The large number of shipwrecks in this area has attracted attention from naval archaeologists all over the world. One of the first wrecks found was the Vun Tau in southern Vietnam. It was discovered by some fortunate fisherman off the islands of Con Dao. After lifting the wreck from the sea bed, it was discovered that the starboard side of the hull was in good condition and later recognised to be the shape of a lorcha, a ship with Eastern and Western influences. It was the first shipwreck of this kind found and led to the discovery of 48,000 blue and white porcelain ceramics. These pieces were later auctioned for a staggering 4.7m pounds (or 8.9 million Australian dollars).

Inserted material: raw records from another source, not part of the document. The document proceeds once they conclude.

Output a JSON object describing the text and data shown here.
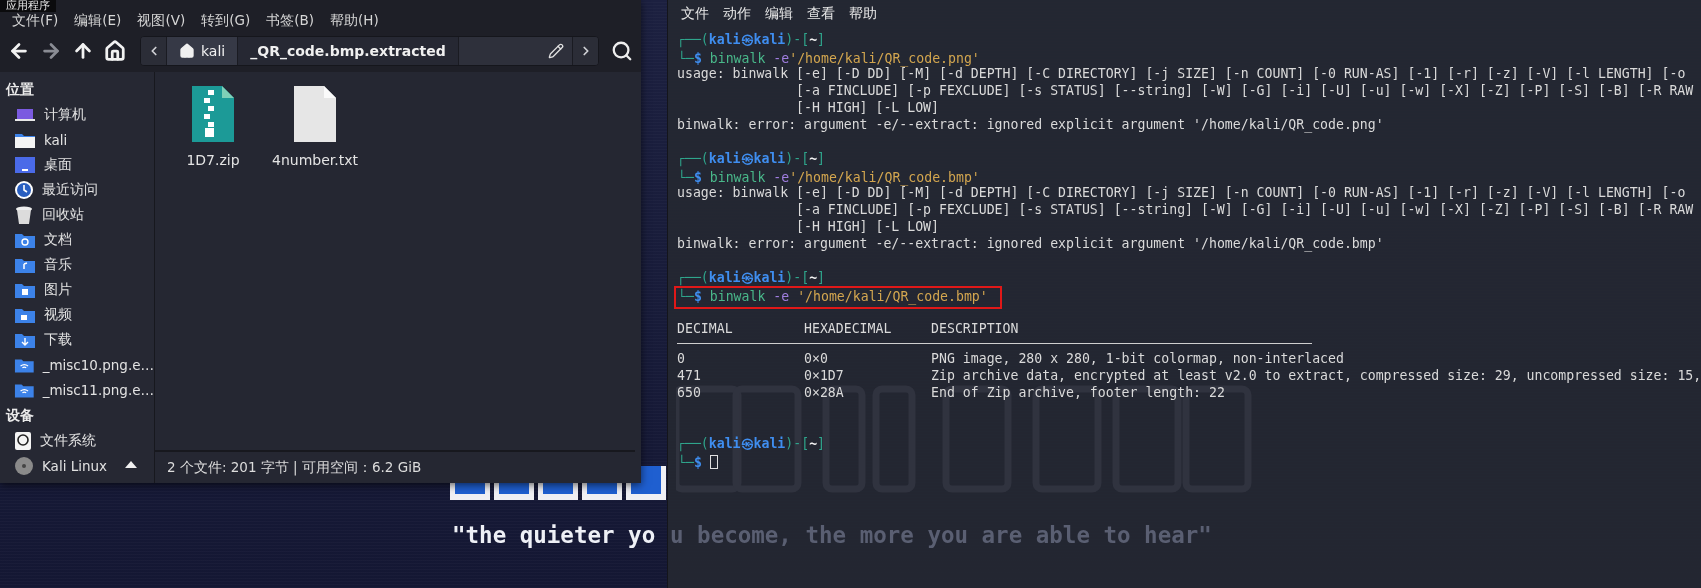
{
  "tooltip": {
    "label": "应用程序"
  },
  "file_manager": {
    "menu": [
      "文件(F)",
      "编辑(E)",
      "视图(V)",
      "转到(G)",
      "书签(B)",
      "帮助(H)"
    ],
    "nav_buttons": [
      {
        "kind": "back",
        "disabled": false
      },
      {
        "kind": "forward",
        "disabled": true
      },
      {
        "kind": "up",
        "disabled": false
      },
      {
        "kind": "home",
        "disabled": false
      }
    ],
    "path": [
      {
        "label": "kali",
        "kind": "home",
        "selected": false
      },
      {
        "label": "_QR_code.bmp.extracted",
        "kind": "folder",
        "selected": true
      }
    ],
    "sidebar": [
      {
        "title": "位置",
        "items": [
          {
            "label": "计算机",
            "kind": "computer"
          },
          {
            "label": "kali",
            "kind": "home"
          },
          {
            "label": "桌面",
            "kind": "desktop"
          },
          {
            "label": "最近访问",
            "kind": "recent"
          },
          {
            "label": "回收站",
            "kind": "trash"
          },
          {
            "label": "文档",
            "kind": "documents"
          },
          {
            "label": "音乐",
            "kind": "music"
          },
          {
            "label": "图片",
            "kind": "pictures"
          },
          {
            "label": "视频",
            "kind": "videos"
          },
          {
            "label": "下载",
            "kind": "downloads"
          },
          {
            "label": "_misc10.png.e…",
            "kind": "network"
          },
          {
            "label": "_misc11.png.e…",
            "kind": "network"
          }
        ]
      },
      {
        "title": "设备",
        "items": [
          {
            "label": "文件系统",
            "kind": "drive"
          },
          {
            "label": "Kali Linux",
            "kind": "disc",
            "ejectable": true
          }
        ]
      }
    ],
    "files": [
      {
        "name": "1D7.zip",
        "kind": "archive"
      },
      {
        "name": "4number.txt",
        "kind": "text"
      }
    ],
    "status": "2 个文件: 201 字节 | 可用空间：6.2 GiB"
  },
  "desktop": {
    "quote": "\"the quieter yo"
  },
  "terminal": {
    "menu": [
      "文件",
      "动作",
      "编辑",
      "查看",
      "帮助"
    ],
    "wallpaper": {
      "quote": "u become, the more you are able to hear\""
    },
    "blocks": [
      {
        "kind": "prompt",
        "open": "┌──(",
        "user": "kali",
        "at": "㉿",
        "host": "kali",
        "mid": ")-[",
        "dir": "~",
        "close": "]",
        "corner": "└─",
        "symbol": "$",
        "highlighted": false,
        "separated": false,
        "cursor": false,
        "command": "binwalk",
        "option": "-e",
        "argument": "'/home/kali/QR_code.png'"
      },
      {
        "kind": "output",
        "lines": [
          {
            "kind": "text",
            "text": "usage: binwalk [-e] [-D DD] [-M] [-d DEPTH] [-C DIRECTORY] [-j SIZE] [-n COUNT] [-0 RUN-AS] [-1] [-r] [-z] [-V] [-l LENGTH] [-o"
          },
          {
            "kind": "continuation",
            "text": "[-a FINCLUDE] [-p FEXCLUDE] [-s STATUS] [--string] [-W] [-G] [-i] [-U] [-u] [-w] [-X] [-Z] [-P] [-S] [-B] [-R RAW"
          },
          {
            "kind": "continuation",
            "text": "[-H HIGH] [-L LOW]"
          },
          {
            "kind": "text",
            "text": "binwalk: error: argument -e/--extract: ignored explicit argument '/home/kali/QR_code.png'"
          },
          {
            "kind": "blank"
          }
        ]
      },
      {
        "kind": "prompt",
        "open": "┌──(",
        "user": "kali",
        "at": "㉿",
        "host": "kali",
        "mid": ")-[",
        "dir": "~",
        "close": "]",
        "corner": "└─",
        "symbol": "$",
        "highlighted": false,
        "separated": false,
        "cursor": false,
        "command": "binwalk",
        "option": "-e",
        "argument": "'/home/kali/QR_code.bmp'"
      },
      {
        "kind": "output",
        "lines": [
          {
            "kind": "text",
            "text": "usage: binwalk [-e] [-D DD] [-M] [-d DEPTH] [-C DIRECTORY] [-j SIZE] [-n COUNT] [-0 RUN-AS] [-1] [-r] [-z] [-V] [-l LENGTH] [-o"
          },
          {
            "kind": "continuation",
            "text": "[-a FINCLUDE] [-p FEXCLUDE] [-s STATUS] [--string] [-W] [-G] [-i] [-U] [-u] [-w] [-X] [-Z] [-P] [-S] [-B] [-R RAW"
          },
          {
            "kind": "continuation",
            "text": "[-H HIGH] [-L LOW]"
          },
          {
            "kind": "text",
            "text": "binwalk: error: argument -e/--extract: ignored explicit argument '/home/kali/QR_code.bmp'"
          },
          {
            "kind": "blank"
          }
        ]
      },
      {
        "kind": "prompt",
        "open": "┌──(",
        "user": "kali",
        "at": "㉿",
        "host": "kali",
        "mid": ")-[",
        "dir": "~",
        "close": "]",
        "corner": "└─",
        "symbol": "$",
        "highlighted": true,
        "separated": true,
        "cursor": false,
        "command": "binwalk",
        "option": "-e",
        "argument": "'/home/kali/QR_code.bmp'"
      },
      {
        "kind": "output",
        "lines": [
          {
            "kind": "blank"
          }
        ]
      },
      {
        "kind": "table",
        "columns": [
          "DECIMAL",
          "HEXADECIMAL",
          "DESCRIPTION"
        ],
        "rows": [
          [
            "0",
            "0×0",
            "PNG image, 280 x 280, 1-bit colormap, non-interlaced"
          ],
          [
            "471",
            "0×1D7",
            "Zip archive data, encrypted at least v2.0 to extract, compressed size: 29, uncompressed size: 15,"
          ],
          [
            "650",
            "0×28A",
            "End of Zip archive, footer length: 22"
          ]
        ]
      },
      {
        "kind": "output",
        "lines": [
          {
            "kind": "blank"
          },
          {
            "kind": "blank"
          }
        ]
      },
      {
        "kind": "prompt",
        "open": "┌──(",
        "user": "kali",
        "at": "㉿",
        "host": "kali",
        "mid": ")-[",
        "dir": "~",
        "close": "]",
        "corner": "└─",
        "symbol": "$",
        "highlighted": false,
        "cursor": true
      }
    ]
  }
}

What later became known as the Hoi An hoard led to the finding of more blue and white ceramics in The Cham Islands, each one decorated with dragon and floral patterns. Over 250,000 objects were found and were determined to likely be from a Chinese trading vessel. You can now buy one of the pieces on Ebay for as little as 30 pounds.

The high value of the items found on these shipwrecks encouraged people to actively go out and attempt to discover wrecks of their own, which gave rise to them being labelled as ‘treasure hunters’. These treasure hunters were solely out for their own gain and did not appreciate the value of these items that went far beyond their commercial value.

An example of the blue and white ceramics found in the Hoi An wreck

Looking elsewhere

The Cham Islands are not the only region in the world where large numbers of ships have made the terrifying journey to the seabed. The Paracel Islands in South China is an area known for being a popular historic trade centre. The islands attracted traffic from Europe because Europeans wanted a piece of the lucrative trade that took place there, and at the time the islands were relatively unknown meaning merchants were able to beat their competitors.  As with the Cham Islands, what appeared as a paradise was in fact a nightmare, the name of the islands ‘paracel’ being a French phonetic notation referring to the dangerous rocks in the region.

Furthermore, Palembang, the capital city of the south Sumatra province in Indonesia prospered in the ancient world as a centre of trade between the east and west. Traditionally, pepper is what attracted merchants from across the world, with 50,000 pounds of white pepper being traded annually. As was the case with The Cham Islands and The Paracel Islands, the large quantity of traffic in this region resulted in multiple ships sealing their fate.

The Paracel Islands

Blessing in disguise?

At the time these regions were considered a nuisance by merchants, and considering the loss of life were in fact much more than that. However, these regions have provided modern historians and archaeologists with a highly lucrative source of information and understanding. The items found inside these shipwrecks have helped us to shape the ancient world and learn more about what took place in the commercial environment. It is for this reason alone that it is of vital importance that ‘treasure hunters’ do not stumble upon any shipwrecks, as they will use what they discover there for monetary gain. It is imperative that we allow archaeologists to excavate these sites and continue to develop our understanding of history. Currently we have only scratched the surface, with many more shipwrecks out there it is exciting to consider what secrets they contain.